Pour autant, le Rwanda n’oublie pas qu’il conserve une frontière avec la République démocratique du Congo (RDC), les nombreux rwandophones qui y vivent et ses immenses ressources. Entre Gisenyi (au Rwanda) et Goma (en RDC), nombreux sont les frontaliers à faire le trajet quotidiennement pour travailler. Et les échanges de marchandises se portent encore mieux : produits pétroliers en provenance des ports de l’océan Indien, ou minerais congolais à destination du reste du monde, même si les nouvelles exigences en matière de traçabilité ont beaucoup ralenti ce dernier commerce.
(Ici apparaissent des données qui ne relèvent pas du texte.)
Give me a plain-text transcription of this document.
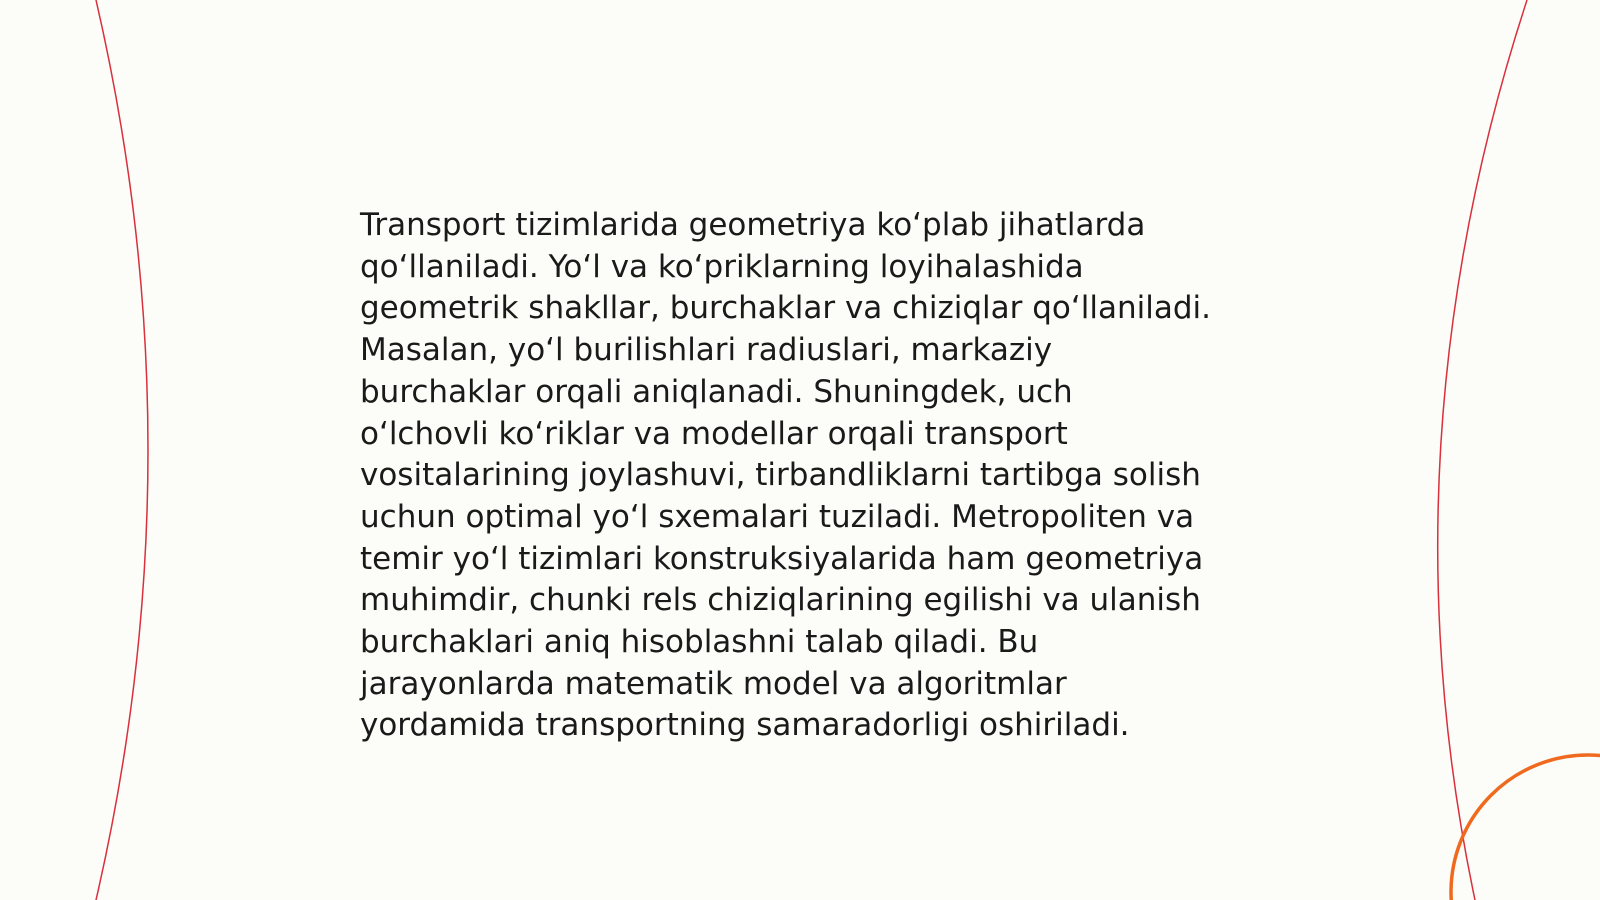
Transport tizimlarida geometriya ko‘plab jihatlarda
qo‘llaniladi. Yo‘l va ko‘priklarning loyihalashida
geometrik shakllar, burchaklar va chiziqlar qo‘llaniladi.
Masalan, yo‘l burilishlari radiuslari, markaziy
burchaklar orqali aniqlanadi. Shuningdek, uch
o‘lchovli ko‘riklar va modellar orqali transport
vositalarining joylashuvi, tirbandliklarni tartibga solish
uchun optimal yo‘l sxemalari tuziladi. Metropoliten va
temir yo‘l tizimlari konstruksiyalarida ham geometriya
muhimdir, chunki rels chiziqlarining egilishi va ulanish
burchaklari aniq hisoblashni talab qiladi. Bu
jarayonlarda matematik model va algoritmlar
yordamida transportning samaradorligi oshiriladi.
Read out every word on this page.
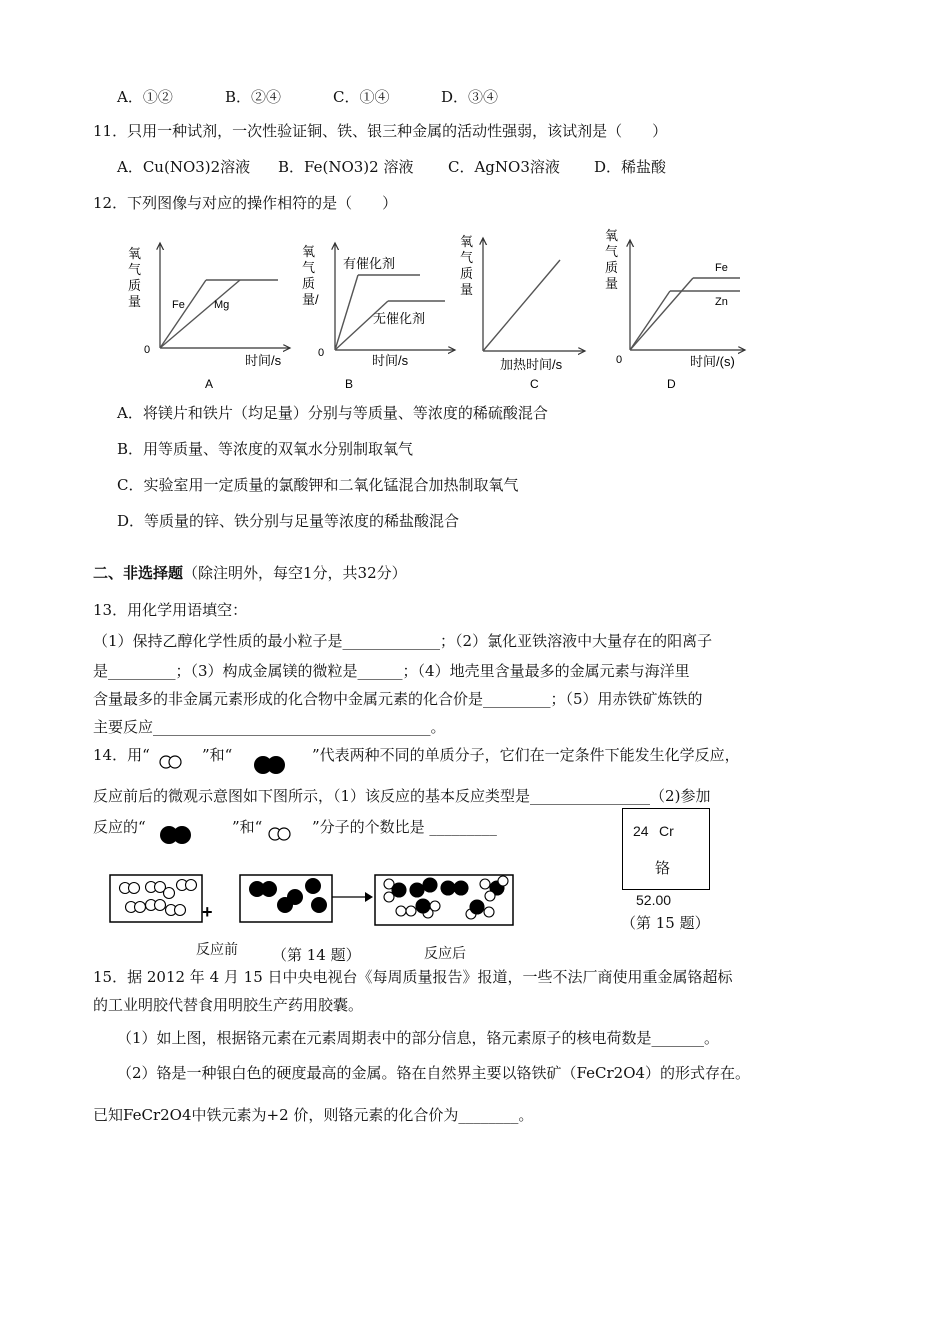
A．①②	B．②④	C．①④	D．③④
11．只用一种试剂，一次性验证铜、铁、银三种金属的活动性强弱，该试剂是（　　）
A．Cu(NO3)2溶液 B．Fe(NO3)2 溶液 C．AgNO3溶液 D．稀盐酸
12．下列图像与对应的操作相符的是（　　）
氧
气
质
量	Fe	Mg
0
时间/s
A
氧
气
质
量/
有催化剂
无催化剂
0	时间/s
B
氧
气
质
量
加热时间/s
C
氧
气
质
量
Fe
Zn
0	时间/(s)
D
A．将镁片和铁片（均足量）分别与等质量、等浓度的稀硫酸混合
B．用等质量、等浓度的双氧水分别制取氧气
C．实验室用一定质量的氯酸钾和二氧化锰混合加热制取氧气
D．等质量的锌、铁分别与足量等浓度的稀盐酸混合
二、非选择题（除注明外，每空1分，共32分）
13．用化学用语填空：
（1）保持乙醇化学性质的最小粒子是_____________；（2）氯化亚铁溶液中大量存在的阳离子
是_________；（3）构成金属镁的微粒是______；（4）地壳里含量最多的金属元素与海洋里
含量最多的非金属元素形成的化合物中金属元素的化合价是_________；（5）用赤铁矿炼铁的
主要反应_____________________________________。
14．用“	”和“	”代表两种不同的单质分子，它们在一定条件下能发生化学反应，
反应前后的微观示意图如下图所示，（1）该反应的基本反应类型是________________（2)参加
反应的“	”和“	”分子的个数比是 _________	24 Cr
铬
52.00
（第 15 题）
+
反应前 （第 14 题）	反应后
15．据 2012 年 4 月 15 日中央电视台《每周质量报告》报道，一些不法厂商使用重金属铬超标
的工业明胶代替食用明胶生产药用胶囊。
（1）如上图，根据铬元素在元素周期表中的部分信息，铬元素原子的核电荷数是_______。
（2）铬是一种银白色的硬度最高的金属。铬在自然界主要以铬铁矿（FeCr2O4）的形式存在。
已知FeCr2O4中铁元素为+2 价，则铬元素的化合价为________。
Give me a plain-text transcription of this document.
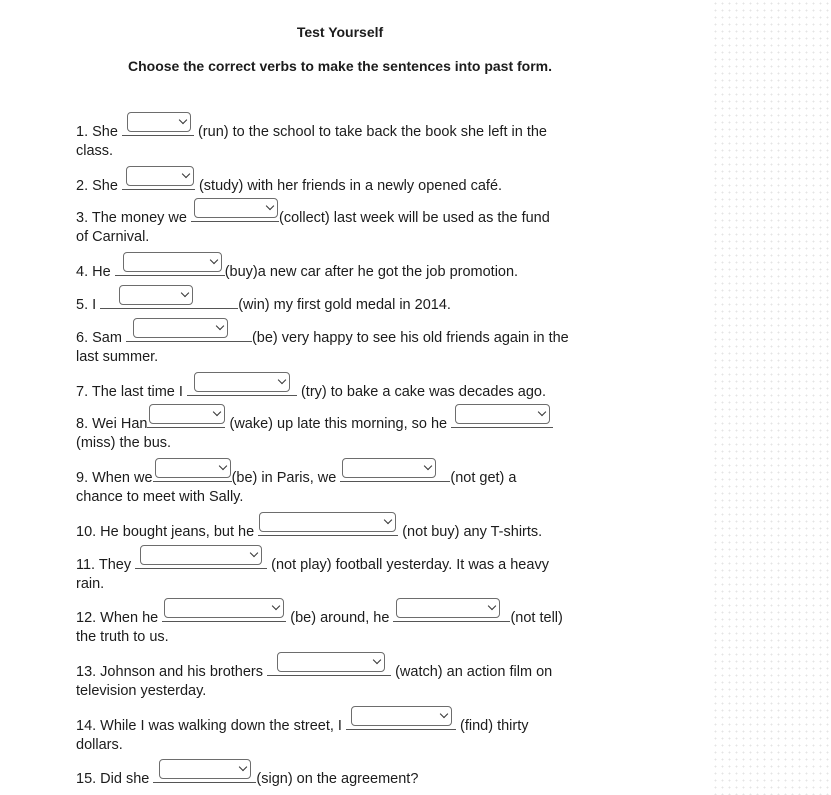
Test Yourself
Choose the correct verbs to make the sentences into past form.
1. She	(run) to the school to take back the book she left in the
class.
2. She	(study) with her friends in a newly opened café.
3. The money we	(collect) last week will be used as the fund
of Carnival.
4. He	(buy)a new car after he got the job promotion.
5. I	(win) my first gold medal in 2014.
6. Sam	(be) very happy to see his old friends again in the
last summer.
7. The last time I	(try) to bake a cake was decades ago.
8. Wei Han	(wake) up late this morning, so he
(miss) the bus.
9. When we	(be) in Paris, we	(not get) a
chance to meet with Sally.
10. He bought jeans, but he	(not buy) any T-shirts.
11. They	(not play) football yesterday. It was a heavy
rain.
12. When he	(be) around, he	(not tell)
the truth to us.
13. Johnson and his brothers	(watch) an action film on
television yesterday.
14. While I was walking down the street, I	(find) thirty
dollars.
15. Did she	(sign) on the agreement?
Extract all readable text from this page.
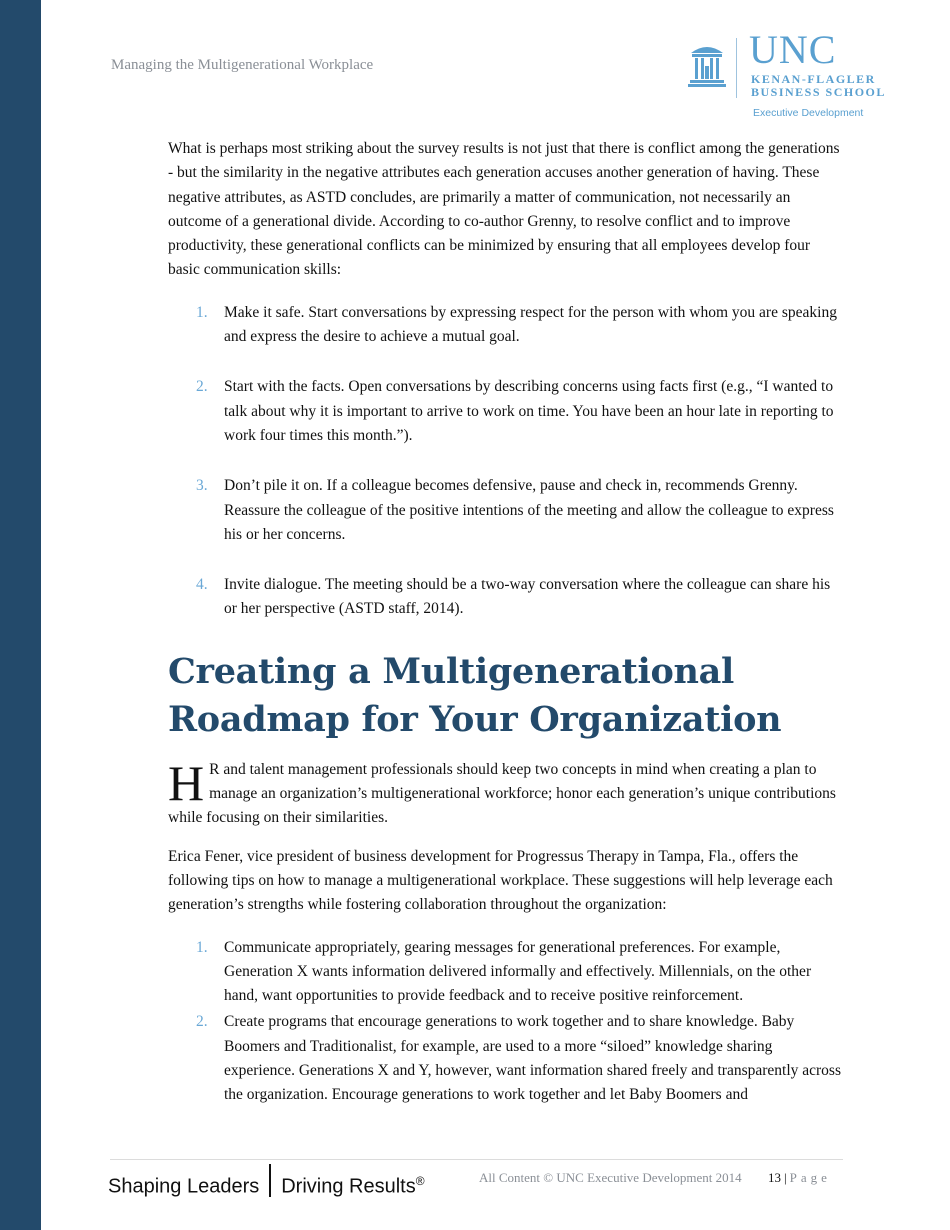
Managing the Multigenerational Workplace	UNC
KENAN-FLAGLER
BUSINESS SCHOOL
Executive Development

What is perhaps most striking about the survey results is not just that there is conflict among the generations - but the similarity in the negative attributes each generation accuses another generation of having. These negative attributes, as ASTD concludes, are primarily a matter of communication, not necessarily an outcome of a generational divide. According to co-author Grenny, to resolve conflict and to improve productivity, these generational conflicts can be minimized by ensuring that all employees develop four basic communication skills:

1. Make it safe. Start conversations by expressing respect for the person with whom you are speaking and express the desire to achieve a mutual goal.
2. Start with the facts. Open conversations by describing concerns using facts first (e.g., “I wanted to talk about why it is important to arrive to work on time. You have been an hour late in reporting to work four times this month.”).
3. Don’t pile it on. If a colleague becomes defensive, pause and check in, recommends Grenny. Reassure the colleague of the positive intentions of the meeting and allow the colleague to express his or her concerns.
4. Invite dialogue. The meeting should be a two-way conversation where the colleague can share his or her perspective (ASTD staff, 2014).
Creating a Multigenerational Roadmap for Your Organization

H R and talent management professionals should keep two concepts in mind when creating a plan to manage an organization’s multigenerational workforce; honor each generation’s unique contributions while focusing on their similarities.

Erica Fener, vice president of business development for Progressus Therapy in Tampa, Fla., offers the following tips on how to manage a multigenerational workplace. These suggestions will help leverage each generation’s strengths while fostering collaboration throughout the organization:

1. Communicate appropriately, gearing messages for generational preferences. For example, Generation X wants information delivered informally and effectively. Millennials, on the other hand, want opportunities to provide feedback and to receive positive reinforcement.
2. Create programs that encourage generations to work together and to share knowledge. Baby Boomers and Traditionalist, for example, are used to a more “siloed” knowledge sharing experience. Generations X and Y, however, want information shared freely and transparently across the organization. Encourage generations to work together and let Baby Boomers and
Shaping Leaders Driving Results®	All Content © UNC Executive Development 2014 13 | Page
Mais le Rwanda veut aussi survoler la RDC – littéralement – pour se rapprocher d’autres pays francophones. Depuis mars, la compagnie nationale Rwandair a ouvert des liaisons vers le Congo-Brazzaville et le Gabon. « Le vol vers Libreville a enregistré des réservations plus importantes que toutes les autres destinations lancées dans un passé récent », indiquait Rwandair peu après l’ouverture de la liaison. Brazzaville a quant à elle accueilli une délégation d’hommes d’affaires rwandais au mois de juin. « Le ministre s’est déplacé, et nous avons constaté que le pays importait de France de nombreux produits sur lesquels nous voulons nous positionner », indique Jean-Louis Uwitonze, directeur de la planification du ministère rwandais du Commerce et de l’Industrie.

Le statut de langues officielles du français et de l’anglais, en plus du kinyarwanda, se révèle donc un atout pour le Rwanda dans son ambition de devenir le Singapour de l’Afrique. Kigali veut s’imposer comme une plaque tournante des services (finance, commerce, technologies de l’information et de la communication, transport aérien, tourisme…) entre l’Atlantique et l’océan Indien.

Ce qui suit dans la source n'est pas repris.